"Qui vive?" cried the sentinel.
"Friends!" the commander of the column hastened to reply.
"Are you Republicans?"
"Yes, and we have come to help you."
"Vive la République!" the defenders of the barricade shouted in chorus.
A friend of mine, called Rossignol, could not resist the pleasure of being the first to shake hands with his co-religionists; he leapt over the barricade, and went towards the National Guards shouting, "You are welcome!" But at the same instant a cry went forth from the ranks of the National Guard—
"Ah! brigands!

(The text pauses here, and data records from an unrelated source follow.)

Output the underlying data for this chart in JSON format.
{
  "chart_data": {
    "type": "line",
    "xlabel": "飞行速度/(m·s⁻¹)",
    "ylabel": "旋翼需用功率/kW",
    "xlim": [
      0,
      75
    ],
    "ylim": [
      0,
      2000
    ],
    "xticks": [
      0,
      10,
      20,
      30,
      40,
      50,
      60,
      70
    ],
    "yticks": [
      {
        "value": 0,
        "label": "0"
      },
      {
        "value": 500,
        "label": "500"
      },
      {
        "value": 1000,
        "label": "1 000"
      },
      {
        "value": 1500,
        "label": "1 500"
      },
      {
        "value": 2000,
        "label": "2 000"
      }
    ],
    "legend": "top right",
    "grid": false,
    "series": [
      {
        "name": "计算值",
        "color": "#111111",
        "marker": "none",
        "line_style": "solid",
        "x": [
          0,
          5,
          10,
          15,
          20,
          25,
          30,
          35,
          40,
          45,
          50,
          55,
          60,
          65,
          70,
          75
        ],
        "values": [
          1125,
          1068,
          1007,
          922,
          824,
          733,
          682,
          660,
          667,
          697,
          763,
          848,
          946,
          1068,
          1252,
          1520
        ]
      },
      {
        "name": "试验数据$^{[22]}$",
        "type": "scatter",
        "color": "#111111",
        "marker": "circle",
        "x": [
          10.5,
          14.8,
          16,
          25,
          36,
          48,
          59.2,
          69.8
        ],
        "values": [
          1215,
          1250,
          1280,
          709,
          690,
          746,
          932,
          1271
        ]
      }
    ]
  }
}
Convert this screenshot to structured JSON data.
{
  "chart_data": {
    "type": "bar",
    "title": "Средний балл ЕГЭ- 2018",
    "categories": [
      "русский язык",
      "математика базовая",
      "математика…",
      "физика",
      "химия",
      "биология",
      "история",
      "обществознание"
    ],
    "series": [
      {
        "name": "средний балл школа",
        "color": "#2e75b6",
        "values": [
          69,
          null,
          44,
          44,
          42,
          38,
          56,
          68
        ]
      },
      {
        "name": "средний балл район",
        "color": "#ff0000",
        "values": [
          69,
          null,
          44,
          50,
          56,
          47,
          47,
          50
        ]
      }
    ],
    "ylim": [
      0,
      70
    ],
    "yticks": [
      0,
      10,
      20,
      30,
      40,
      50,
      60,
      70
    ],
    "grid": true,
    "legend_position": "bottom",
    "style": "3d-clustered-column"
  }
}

We have got you at last."
"Fire, friends!" cried Rossignol, "they are Philippists." And a discharge was fired from inside the barricade, killing five men of the National Guard.
It was the counterpart of: "A moi d'Auvergne! c'est l'ennemi." Only, more luckily than the Chevalier d'Assas, Rossignol re-entered the barricade safe and sound through a hailstorm of bullets.[2]
After a terrible struggle, and after returning to the charge three times, the National Guard was repulsed, and old men who had left off making their bullet casts, children who had stopped making wads to take up arms, laid their guns down and resumed their task. A lad of twelve had been wounded in the head by the first discharge; Jeanne could not make him leave the barricade, either in his capacity as leader or as a friend.